Credit Suisse added that bid-ask spreads had widened by an average of 18% across all Asian markets “in a matter of days” following Lehman Brothers’ demise. This represents a 38% increase compared with median spreads of 33 basis points earlier in the year. Singapore (36%), Hong Kong (35%) and Australia (33%) experienced the largest rises in median spreads after 15 September, while Korea and Japan only registered 6% and 16% increases respectively.
Monthly traded value was broadly flat across Asian markets after 15 September, according to Credit Suisse, as sharp price declines were offset by surging volumes.
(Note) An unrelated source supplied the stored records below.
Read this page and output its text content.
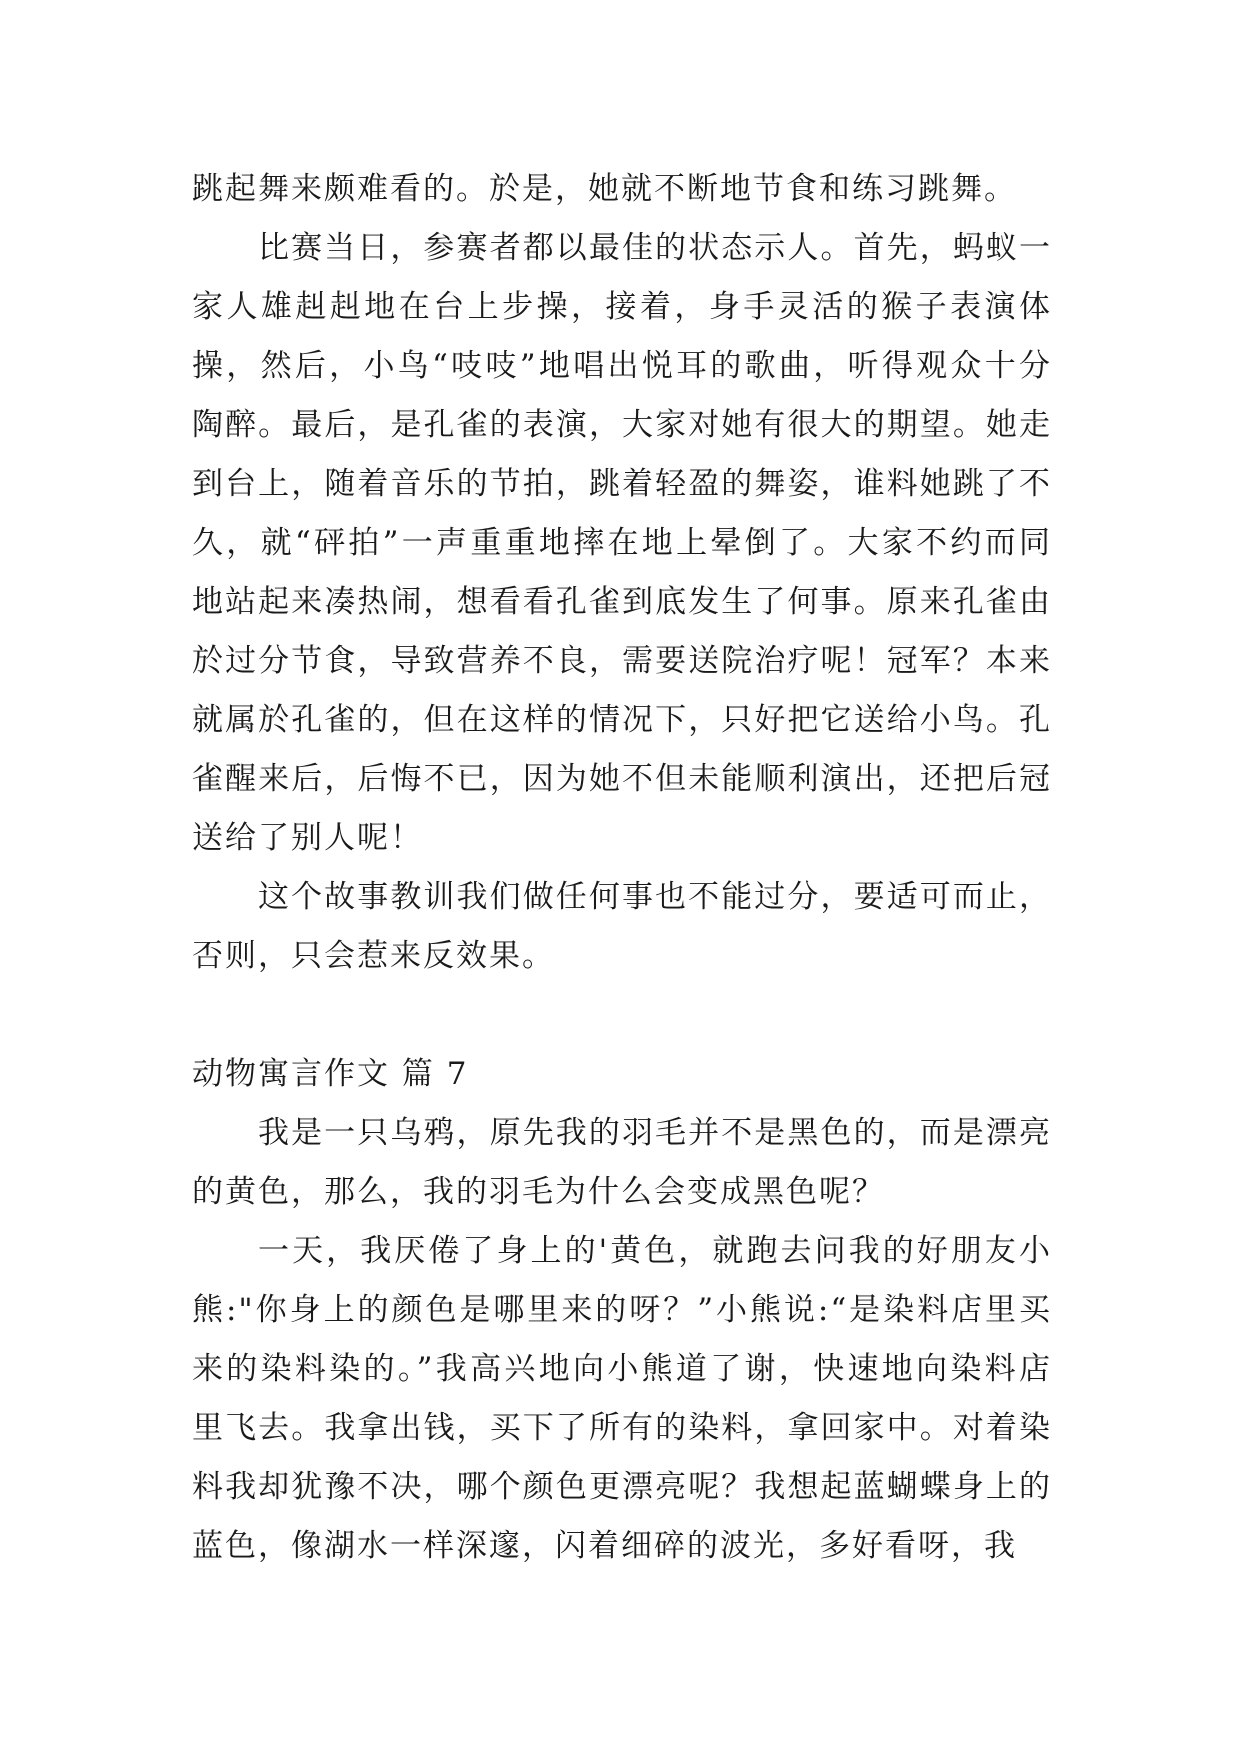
跳起舞来颇难看的。於是，她就不断地节食和练习跳舞。

比赛当日，参赛者都以最佳的状态示人。首先，蚂蚁一家人雄赳赳地在台上步操，接着，身手灵活的猴子表演体操，然后，小鸟“吱吱”地唱出悦耳的歌曲，听得观众十分陶醉。最后，是孔雀的表演，大家对她有很大的期望。她走到台上，随着音乐的节拍，跳着轻盈的舞姿，谁料她跳了不久，就“砰拍”一声重重地摔在地上晕倒了。大家不约而同地站起来凑热闹，想看看孔雀到底发生了何事。原来孔雀由於过分节食，导致营养不良，需要送院治疗呢！冠军？本来就属於孔雀的，但在这样的情况下，只好把它送给小鸟。孔雀醒来后，后悔不已，因为她不但未能顺利演出，还把后冠送给了别人呢！

这个故事教训我们做任何事也不能过分，要适可而止，否则，只会惹来反效果。

动物寓言作文 篇 7

我是一只乌鸦，原先我的羽毛并不是黑色的，而是漂亮的黄色，那么，我的羽毛为什么会变成黑色呢？

一天，我厌倦了身上的'黄色，就跑去问我的好朋友小熊:"你身上的颜色是哪里来的呀？”小熊说:“是染料店里买来的染料染的。”我高兴地向小熊道了谢，快速地向染料店里飞去。我拿出钱，买下了所有的染料，拿回家中。对着染料我却犹豫不决，哪个颜色更漂亮呢？我想起蓝蝴蝶身上的蓝色，像湖水一样深邃，闪着细碎的波光，多好看呀，我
The bank said that the number of shares traded in Asia increased by 28% on a monthly basis following Lehman’s collapse, quantifying “massive selling pressure”. However, quoted liquidity fell sharply, with median best bid-ask sizes as a percentage of daily volume falling by around half on most markets, with the notable exception of Taiwan, where narrow price limits boosted sellers. Credit Suisse also observed increased trading activity during auction sessions.
In extreme market conditions, Credit Suisse said that the impact of restrictions on short-selling on spreads was difficult to isolate. Australia banned short-selling for all stocks on 22 September, followed by similar restrictions by Taiwan on 30 September and Korea on 1 October. Although spreads widened in all three markets following the imposition of restrictions, the large increases in bid/ask spreads experienced in the Hong Kong and Singapore markets – where regulations remained unchanged – made it “hard to extract” the impact of shorting restrictions.